バングラデシュの首都ダッカで発生した日本人7名を含む20名が殺害されたテロ、連日大きく報じられており、その凄惨さ残虐さを見るにつれ戦慄が走る思いがします。被害に遭われた7名の皆様のご冥福と、残されたご家族の心の平安を願うばかりです。
今回の事件、私にとっては対岸の火事ではありません。我々が行っているプロジェクトの一つにJICAさんとのキルギスプロジェクトがあります。先日私もキルギスに出張で行ってきたところですし、先週土曜から弊社スタッフがキルギスに入っており、業務にあたっております。
JICA(国際協力機構)さんは、日本の政府開発援助(ODA)を一元的に行う実施機関として、開発途上国への国際協力を行っている機関です。弊社もその趣旨に賛同し、JICAさんの助けを得ながらキルギス国でのeラーニング導入といった教育支援を進めております。そういうわけでJICAさんは私にとって単なる国の機関というより想いを共有し共に進めるパートナーのような感じがしてとても他人事ではありません。
キルギスではJICAさんの知名度は相当あり、現地に溶け込み、この国のためにいろいろな貢献をしているのだなぁというのがよくわかります。
そして今回被害に遭われ亡くなられた方々はいずれもコンサル会社の方々です。そしてそのコンサル会社さんの中に、片平エンジニアリング インターナショナルさんが含まれておりました。今回の我々のキルギスプロジェクトでご支援いただいているコンサル会社さんがまさに片平エンジニアリングさんで、とても有能でお世話になっている会社さんです。
さらに、キルギスにご一緒した片平エンジニアリングさんの方の中に長年ダッカでのプロジェクトを率いている方がいらっしゃり、キルギス滞在中、その方にダッカのお話をいろいろと伺ったりしていたのでした。JICAプロジェクトで片平エンジニアリングさんの方も被害に遭われたと知って真っ先にその方の安否が心配になりました。

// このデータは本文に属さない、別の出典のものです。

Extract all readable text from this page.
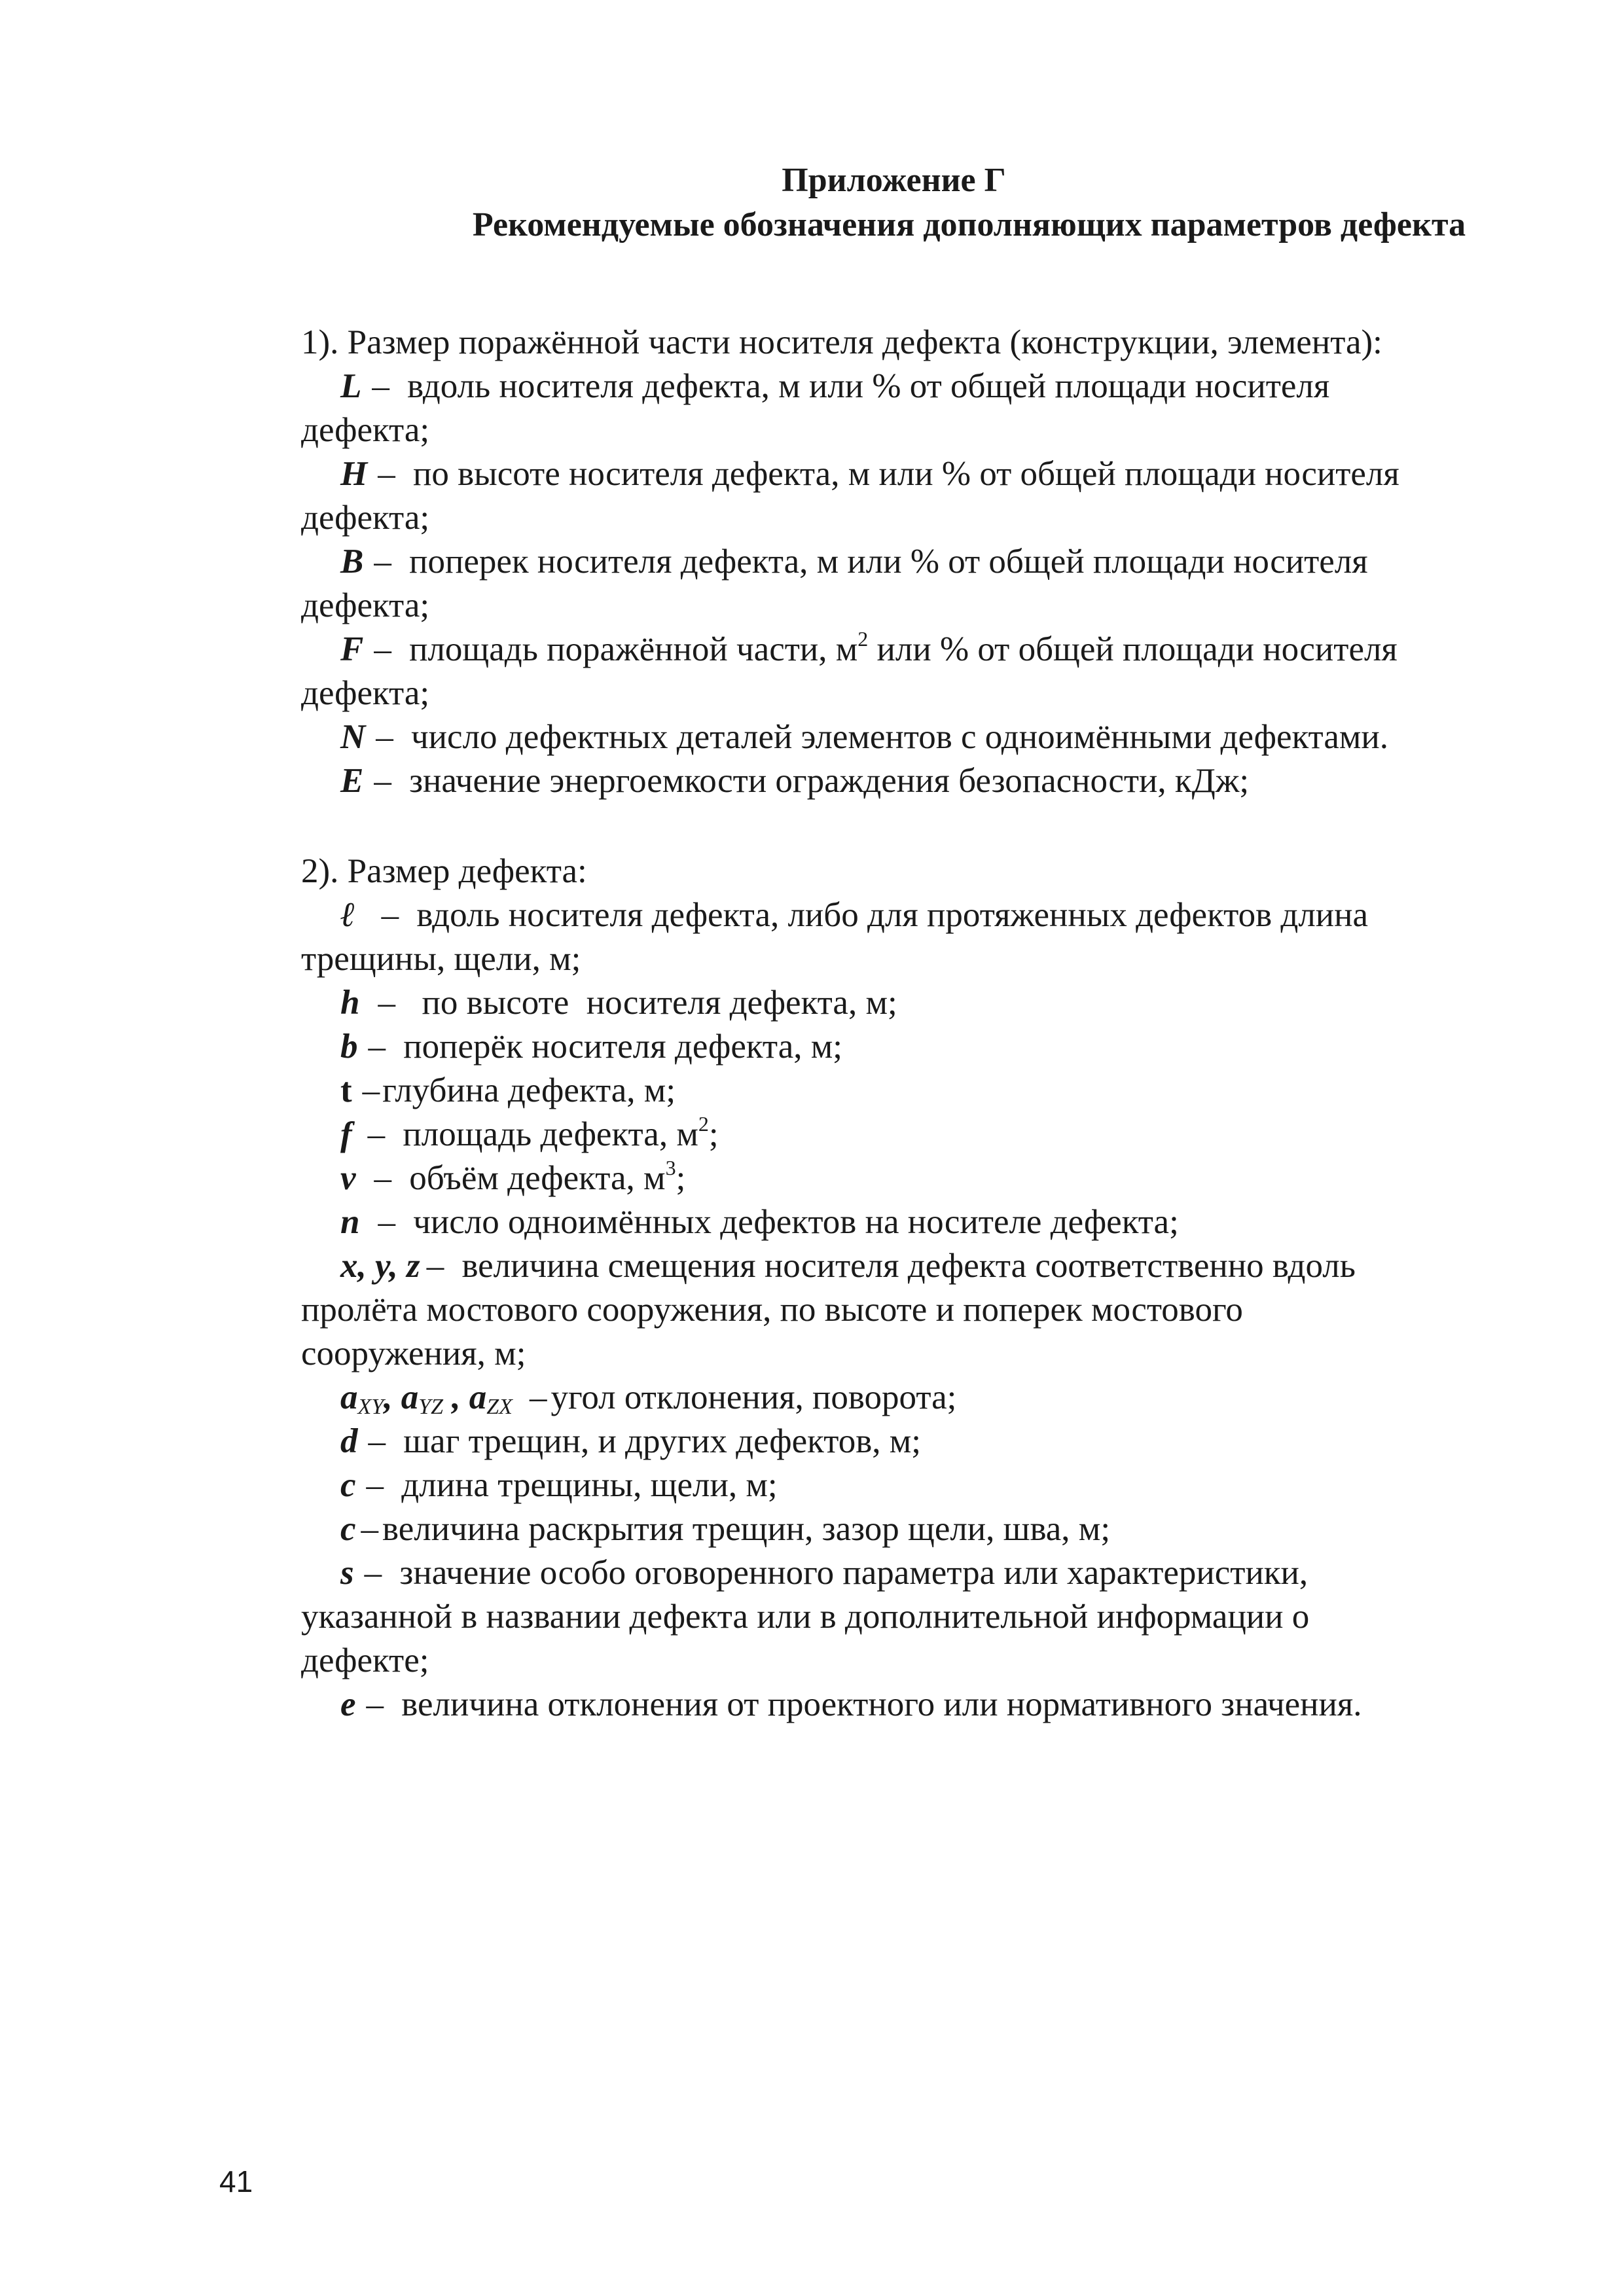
Приложение Г
Рекомендуемые обозначения дополняющих параметров дефекта

1). Размер поражённой части носителя дефекта (конструкции, элемента):

L – вдоль носителя дефекта, м или % от общей площади носителя
дефекта;
H – по высоте носителя дефекта, м или % от общей площади носителя
дефекта;
B – поперек носителя дефекта, м или % от общей площади носителя
дефекта;
F – площадь поражённой части, $м^2$ или % от общей площади носителя
дефекта;
N – число дефектных деталей элементов с одноимёнными дефектами.
E – значение энергоемкости ограждения безопасности, кДж;

2). Размер дефекта:

ℓ – вдоль носителя дефекта, либо для протяженных дефектов длина
трещины, щели, м;
h –  по высоте  носителя дефекта, м;
b – поперёк носителя дефекта, м;
t –глубина дефекта, м;
f – площадь дефекта, $м^2$;
v – объём дефекта, $м^3$;
n – число одноимённых дефектов на носителе дефекта;
x, y, z – величина смещения носителя дефекта соответственно вдоль
пролёта мостового сооружения, по высоте и поперек мостового
сооружения, м;
$a_{XY}$, $a_{YZ}$ , $a_{ZX}$ – угол отклонения, поворота;
d – шаг трещин, и других дефектов, м;
c – длина трещины, щели, м;
c – величина раскрытия трещин, зазор щели, шва, м;
s – значение особо оговоренного параметра или характеристики,
указанной в названии дефекта или в дополнительной информации о
дефекте;
e – величина отклонения от проектного или нормативного значения.
41
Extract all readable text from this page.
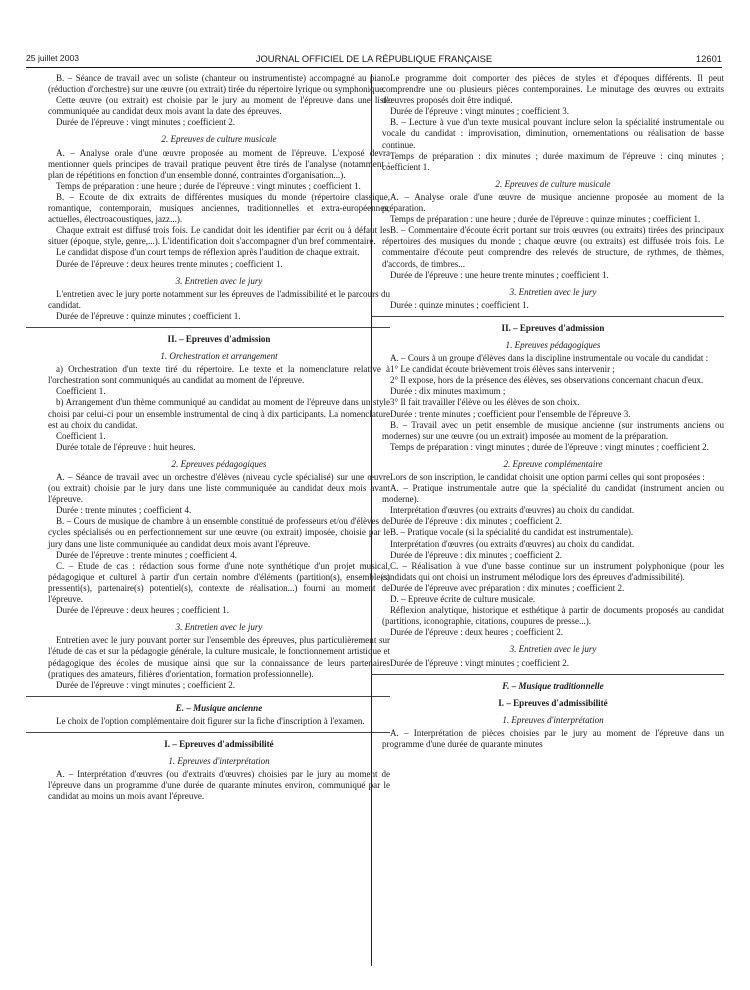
25 juillet 2003	JOURNAL OFFICIEL DE LA RÉPUBLIQUE FRANÇAISE	12601

B. – Séance de travail avec un soliste (chanteur ou instrumentiste) accompagné au piano (réduction d'orchestre) sur une œuvre (ou extrait) tirée du répertoire lyrique ou symphonique.

Cette œuvre (ou extrait) est choisie par le jury au moment de l'épreuve dans une liste communiquée au candidat deux mois avant la date des épreuves.

Durée de l'épreuve : vingt minutes ; coefficient 2.

2. Epreuves de culture musicale

A. – Analyse orale d'une œuvre proposée au moment de l'épreuve. L'exposé devra mentionner quels principes de travail pratique peuvent être tirés de l'analyse (notamment : plan de répétitions en fonction d'un ensemble donné, contraintes d'organisation...).

Temps de préparation : une heure ; durée de l'épreuve : vingt minutes ; coefficient 1.

B. – Ecoute de dix extraits de différentes musiques du monde (répertoire classique, romantique, contemporain, musiques anciennes, traditionnelles et extra-européennes, actuelles, électroacoustiques, jazz...).

Chaque extrait est diffusé trois fois. Le candidat doit les identifier par écrit ou à défaut les situer (époque, style, genre,...). L'identification doit s'accompagner d'un bref commentaire.

Le candidat dispose d'un court temps de réflexion après l'audition de chaque extrait.

Durée de l'épreuve : deux heures trente minutes ; coefficient 1.

3. Entretien avec le jury

L'entretien avec le jury porte notamment sur les épreuves de l'admissibilité et le parcours du candidat.

Durée de l'épreuve : quinze minutes ; coefficient 1.

II. – Epreuves d'admission

1. Orchestration et arrangement

a) Orchestration d'un texte tiré du répertoire. Le texte et la nomenclature relative à l'orchestration sont communiqués au candidat au moment de l'épreuve.

Coefficient 1.

b) Arrangement d'un thème communiqué au candidat au moment de l'épreuve dans un style choisi par celui-ci pour un ensemble instrumental de cinq à dix participants. La nomenclature est au choix du candidat.

Coefficient 1.

Durée totale de l'épreuve : huit heures.

2. Epreuves pédagogiques

A. – Séance de travail avec un orchestre d'élèves (niveau cycle spécialisé) sur une œuvre (ou extrait) choisie par le jury dans une liste communiquée au candidat deux mois avant l'épreuve.

Durée : trente minutes ; coefficient 4.

B. – Cours de musique de chambre à un ensemble constitué de professeurs et/ou d'élèves de cycles spécialisés ou en perfectionnement sur une œuvre (ou extrait) imposée, choisie par le jury dans une liste communiquée au candidat deux mois avant l'épreuve.

Durée de l'épreuve : trente minutes ; coefficient 4.

C. – Etude de cas : rédaction sous forme d'une note synthétique d'un projet musical, pédagogique et culturel à partir d'un certain nombre d'éléments (partition(s), ensemble(s) pressenti(s), partenaire(s) potentiel(s), contexte de réalisation...) fourni au moment de l'épreuve.

Durée de l'épreuve : deux heures ; coefficient 1.

3. Entretien avec le jury

Entretien avec le jury pouvant porter sur l'ensemble des épreuves, plus particulièrement sur l'étude de cas et sur la pédagogie générale, la culture musicale, le fonctionnement artistique et pédagogique des écoles de musique ainsi que sur la connaissance de leurs partenaires (pratiques des amateurs, filières d'orientation, formation professionnelle).

Durée de l'épreuve : vingt minutes ; coefficient 2.

E. – Musique ancienne

Le choix de l'option complémentaire doit figurer sur la fiche d'inscription à l'examen.

I. – Epreuves d'admissibilité

1. Epreuves d'interprétation

A. – Interprétation d'œuvres (ou d'extraits d'œuvres) choisies par le jury au moment de l'épreuve dans un programme d'une durée de quarante minutes environ, communiqué par le candidat au moins un mois avant l'épreuve.

Le programme doit comporter des pièces de styles et d'époques différents. Il peut comprendre une ou plusieurs pièces contemporaines. Le minutage des œuvres ou extraits d'œuvres proposés doit être indiqué.

Durée de l'épreuve : vingt minutes ; coefficient 3.

B. – Lecture à vue d'un texte musical pouvant inclure selon la spécialité instrumentale ou vocale du candidat : improvisation, diminution, ornementations ou réalisation de basse continue.

Temps de préparation : dix minutes ; durée maximum de l'épreuve : cinq minutes ; coefficient 1.

2. Epreuves de culture musicale

A. – Analyse orale d'une œuvre de musique ancienne proposée au moment de la préparation.

Temps de préparation : une heure ; durée de l'épreuve : quinze minutes ; coefficient 1.

B. – Commentaire d'écoute écrit portant sur trois œuvres (ou extraits) tirées des principaux répertoires des musiques du monde ; chaque œuvre (ou extraits) est diffusée trois fois. Le commentaire d'écoute peut comprendre des relevés de structure, de rythmes, de thèmes, d'accords, de timbres...

Durée de l'épreuve : une heure trente minutes ; coefficient 1.

3. Entretien avec le jury

Durée : quinze minutes ; coefficient 1.

II. – Epreuves d'admission

1. Epreuves pédagogiques

A. – Cours à un groupe d'élèves dans la discipline instrumentale ou vocale du candidat :

1° Le candidat écoute brièvement trois élèves sans intervenir ;

2° Il expose, hors de la présence des élèves, ses observations concernant chacun d'eux.

Durée : dix minutes maximum ;

3° Il fait travailler l'élève ou les élèves de son choix.

Durée : trente minutes ; coefficient pour l'ensemble de l'épreuve 3.

B. – Travail avec un petit ensemble de musique ancienne (sur instruments anciens ou modernes) sur une œuvre (ou un extrait) imposée au moment de la préparation.

Temps de préparation : vingt minutes ; durée de l'épreuve : vingt minutes ; coefficient 2.

2. Epreuve complémentaire

Lors de son inscription, le candidat choisit une option parmi celles qui sont proposées :

A. – Pratique instrumentale autre que la spécialité du candidat (instrument ancien ou moderne).

Interprétation d'œuvres (ou extraits d'œuvres) au choix du candidat.

Durée de l'épreuve : dix minutes ; coefficient 2.

B. – Pratique vocale (si la spécialité du candidat est instrumentale).

Interprétation d'œuvres (ou extraits d'œuvres) au choix du candidat.

Durée de l'épreuve : dix minutes ; coefficient 2.

C. – Réalisation à vue d'une basse continue sur un instrument polyphonique (pour les candidats qui ont choisi un instrument mélodique lors des épreuves d'admissibilité).

Durée de l'épreuve avec préparation : dix minutes ; coefficient 2.

D. – Epreuve écrite de culture musicale.

Réflexion analytique, historique et esthétique à partir de documents proposés au candidat (partitions, iconographie, citations, coupures de presse...).

Durée de l'épreuve : deux heures ; coefficient 2.

3. Entretien avec le jury

Durée de l'épreuve : vingt minutes ; coefficient 2.

F. – Musique traditionnelle

I. – Epreuves d'admissibilité

1. Epreuves d'interprétation

A. – Interprétation de pièces choisies par le jury au moment de l'épreuve dans un programme d'une durée de quarante minutes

Skypeで連絡を取ると、今ダッカにいらっしゃるその方よりご無事だという案内をいただきました。ほっとしましたが、別プロジェクトの方が犠牲になられたとのことで、悲痛な面持ちでした。
我々がプロジェクトを進めるキルギスもイスラム教の信者が大半を占める国です。夕方、日没とともにモスクからコーランが低く流れるのを聞いて、ああイスラム教の国に来たのだなと思ったものです。
キルギスのイスラムの人々は決して豚肉は食べませんが、お酒を飲む方は多く、女性はヴェールを被っているわけではありませんし、1日に5回メッカに向かって祈ることもしません。そういう意味で現地の方は「マイルドイスラム教」と表現したりしてました。とはいえイスラム教の国であることは間違いありませんし、JICAさんの安全ブリーフィングの際にも言われましたが、キルギスにもIS(イスラム国)の戦闘員として参加している人や、ISからキルギスに帰国した人もいます。例えば先のトルコ イスタンブールでの自爆テロの実行犯の中にキルギス出身の人がいたくらいです。
今回事件が起きたダッカのイタリアンレストランは、写真で見る限り、とてもダッカにあるとは思えない上質な雰囲気のお店のようでした。我々がキルギスに滞在している間、あちこちのレストランで食事をしましたが、多くはあのダッカのレストランのように現地の方向けではなく外国人向けの店でした。外国人を襲撃するのにはうってつけなのでしょう。
そういうわけで、今回のダッカの襲撃事件、とても他人事には思えず、そして我々もその危険に直面しているのだというのをまざまざと思い知らされました。私も来月、再びキルギスに滞在する予定ですし、今まさにキルギスにいるスタッフもいます。安全第一、身の安全を確保しながら業務を続けていく所存です。
亡くなられた犠牲者の方々の御冥福を心からお祈りし、お悔やみを申し上げます。